STONY BROOK, N.Y. — Three long distance runners who had recently undergone experimental leg muscle implantation of genetically modified kangaroo cells, escaped early yesterday morning from a forth floor research laboratory at Stony Brook University Hospital, on the campus of the State University of New York at Stony Brook. The three were part of a controversial project known as Super Runner, created by geneticist Dr. Lee Crandall who speaks enthusiastically on his lecture circuit about remaking the modern day runner with the "magic of gene manipulation and cloning."

"We want to talk with anyone who picked up hitchhikers in the area," said University Police Lt. Tara Micelli. Investigators speculate the genetically modified runners got into a motor vehicle soon after hopping off the hospital grounds, either that of a passerby or one driven by an accomplice. Shortly after the escape was reported, police and animal control officers were searching the wooded hills adjacent to the campus, and the nearby Long Island Railroad station. A roadblock was set up on Nicolls Road where motorists were stopped and shown photographs of the runners — two white males and one Native-American female, all in their mid-twenties.

Dr. Crandall has offered a $20,000 reward for information leading to their capture and safe return. "It's vital that these GMRs be corralled and returned to the lab as soon as possible," he told reporters. "There's a vast amount of scientific data at stake here, and just in case anyone is feeling sympathetic towards these individuals, I'd like to remind you that until project Super Runner officially concludes, their leg muscles remain the intellectual co-property of the State of New York and the Sydney Zoo. That's clearly stated in the consent forms they signed."

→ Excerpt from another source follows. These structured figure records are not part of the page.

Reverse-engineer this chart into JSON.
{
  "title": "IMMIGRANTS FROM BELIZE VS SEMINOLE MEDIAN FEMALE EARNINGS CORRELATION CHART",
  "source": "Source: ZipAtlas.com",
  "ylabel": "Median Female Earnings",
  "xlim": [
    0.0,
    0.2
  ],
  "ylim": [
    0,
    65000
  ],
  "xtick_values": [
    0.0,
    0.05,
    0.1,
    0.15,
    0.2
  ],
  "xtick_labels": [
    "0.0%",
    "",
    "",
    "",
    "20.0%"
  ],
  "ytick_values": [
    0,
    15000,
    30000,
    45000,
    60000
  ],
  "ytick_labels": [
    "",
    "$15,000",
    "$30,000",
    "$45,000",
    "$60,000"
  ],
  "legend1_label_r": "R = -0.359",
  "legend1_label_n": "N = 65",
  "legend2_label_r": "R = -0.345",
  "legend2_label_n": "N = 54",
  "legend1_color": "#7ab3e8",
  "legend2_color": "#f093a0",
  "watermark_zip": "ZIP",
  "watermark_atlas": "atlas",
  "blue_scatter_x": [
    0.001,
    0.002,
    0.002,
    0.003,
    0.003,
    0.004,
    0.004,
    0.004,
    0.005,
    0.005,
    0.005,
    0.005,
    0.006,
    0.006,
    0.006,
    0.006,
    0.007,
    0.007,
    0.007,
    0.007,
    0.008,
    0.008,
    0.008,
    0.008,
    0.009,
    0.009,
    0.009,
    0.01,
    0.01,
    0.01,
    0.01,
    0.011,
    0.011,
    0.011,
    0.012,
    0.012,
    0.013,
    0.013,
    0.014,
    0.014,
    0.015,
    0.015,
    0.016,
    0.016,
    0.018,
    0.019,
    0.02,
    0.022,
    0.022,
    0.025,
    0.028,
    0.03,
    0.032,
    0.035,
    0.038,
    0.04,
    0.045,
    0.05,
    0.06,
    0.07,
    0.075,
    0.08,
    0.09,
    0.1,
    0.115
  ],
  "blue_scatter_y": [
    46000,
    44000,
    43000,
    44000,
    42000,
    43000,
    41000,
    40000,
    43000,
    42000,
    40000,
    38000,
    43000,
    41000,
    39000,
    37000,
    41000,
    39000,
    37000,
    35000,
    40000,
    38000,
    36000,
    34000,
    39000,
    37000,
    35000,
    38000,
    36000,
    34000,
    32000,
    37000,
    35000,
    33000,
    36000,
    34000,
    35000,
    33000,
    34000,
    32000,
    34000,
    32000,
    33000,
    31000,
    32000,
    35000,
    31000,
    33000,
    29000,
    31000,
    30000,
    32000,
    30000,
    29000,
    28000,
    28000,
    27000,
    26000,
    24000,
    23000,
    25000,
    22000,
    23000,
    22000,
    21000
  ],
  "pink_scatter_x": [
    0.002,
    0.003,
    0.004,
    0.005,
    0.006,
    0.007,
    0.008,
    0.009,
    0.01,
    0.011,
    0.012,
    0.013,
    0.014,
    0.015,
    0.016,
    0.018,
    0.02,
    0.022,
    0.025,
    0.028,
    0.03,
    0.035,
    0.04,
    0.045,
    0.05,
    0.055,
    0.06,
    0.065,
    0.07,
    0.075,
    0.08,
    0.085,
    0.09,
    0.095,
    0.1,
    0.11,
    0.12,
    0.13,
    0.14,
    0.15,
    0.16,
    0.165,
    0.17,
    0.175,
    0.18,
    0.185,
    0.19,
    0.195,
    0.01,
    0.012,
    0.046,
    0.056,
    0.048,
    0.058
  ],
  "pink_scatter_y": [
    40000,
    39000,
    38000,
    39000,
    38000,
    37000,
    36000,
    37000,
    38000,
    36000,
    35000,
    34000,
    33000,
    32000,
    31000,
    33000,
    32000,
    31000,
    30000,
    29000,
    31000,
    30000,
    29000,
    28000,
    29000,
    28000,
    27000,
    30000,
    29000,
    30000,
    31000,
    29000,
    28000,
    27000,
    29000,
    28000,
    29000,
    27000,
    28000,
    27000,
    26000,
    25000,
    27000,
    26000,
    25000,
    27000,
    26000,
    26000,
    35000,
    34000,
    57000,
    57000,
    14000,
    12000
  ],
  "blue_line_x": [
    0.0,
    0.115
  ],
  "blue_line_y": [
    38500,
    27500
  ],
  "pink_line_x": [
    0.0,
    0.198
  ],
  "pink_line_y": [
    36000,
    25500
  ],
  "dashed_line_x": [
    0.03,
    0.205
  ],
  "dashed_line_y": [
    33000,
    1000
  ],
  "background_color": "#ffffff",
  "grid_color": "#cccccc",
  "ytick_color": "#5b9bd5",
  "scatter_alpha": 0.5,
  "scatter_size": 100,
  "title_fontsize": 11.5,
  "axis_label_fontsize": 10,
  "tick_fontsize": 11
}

Crandall has a reputation within the gene therapy community for pursuing bizarre high risk research. But the 70-year-old marathoner is quick to defend his work, believing deeply that scientific endeavors are part of the natural process. He sees himself as both a scientist and artist, focused for now on creating a better, faster runner, one that he hopes will ultimately lead to a racing team consisting of record-breaking human/kangaroo hybrids.

During a taping for a segment of ABC's 20/20 that aired last month, Crandall gave a tour of his small summer home on a narrow barrier island off Long Island's south shore. There was an expansive living room window that afforded a hypnotic view of the sea. Framed race posters and sketches of runners decorated the walls. Crandall ejected a videotape of The Fly, a 1958 sci-fi movie about a human and a fly whose heads are tragically switched in an experiment gone astray. "One of my favorites," he remarked with a smile to the reporter as he inserted a new tape into the VCR.

"You're looking at a five meter stride and a 3:40-per-mile pace," he proudly explained as one of his patients appeared on the screen, her strangely different alien running style immediately evident. She seemed to move almost effortlessly down the beach, rhythmically rising and falling a full meter off the smooth sand.

"Notice the enlarged hamstrings and calf muscles," he said. "Those muscles actually store up energy like a spring. And she's expending far less energy than normal, actually burning less fuel the faster she goes."

Moments later, the reporter brought up one of Dr. Crandall's less successful cases, in which a man experienced pronounced foot elongation and severe balance problems. This was Crandall's initial attempt with kangaroo cell implantation, two years earlier—before he perfected how to turn off certain genes — for which he's now being sued by the patient and fined by the FDA.

"Now that's not fair. I thought we'd agreed not to go there," he said irately while abruptly rising from his chair, ending the interview.

Viewers saw Crandall leaving the room as the reporter asked about an unusual consent form clause that entitled the doctor to 50% of any future race prize money his Super Runner patients might win. It's a matter that has generated considerable controversy, though Crandall has refused to address it publicly.

Appearing last night at a news conference with the two other physicians that make up his research team, Crandall displayed a mockup of a milk carton adorned with photographs of the missing runners. "Within days these milk cartons will be in stores across the tri-state area," he stated. "With the help of law enforcement, the running community, and the general public, we'll find these GMRs, put them back in their cages, and get back on track with project Super Runner."

Later, around 9 p.m., police received reports of a trio of runners moving at an unusually fast pace along route 25A two miles from the campus, but found nothing when they arrived at the scene.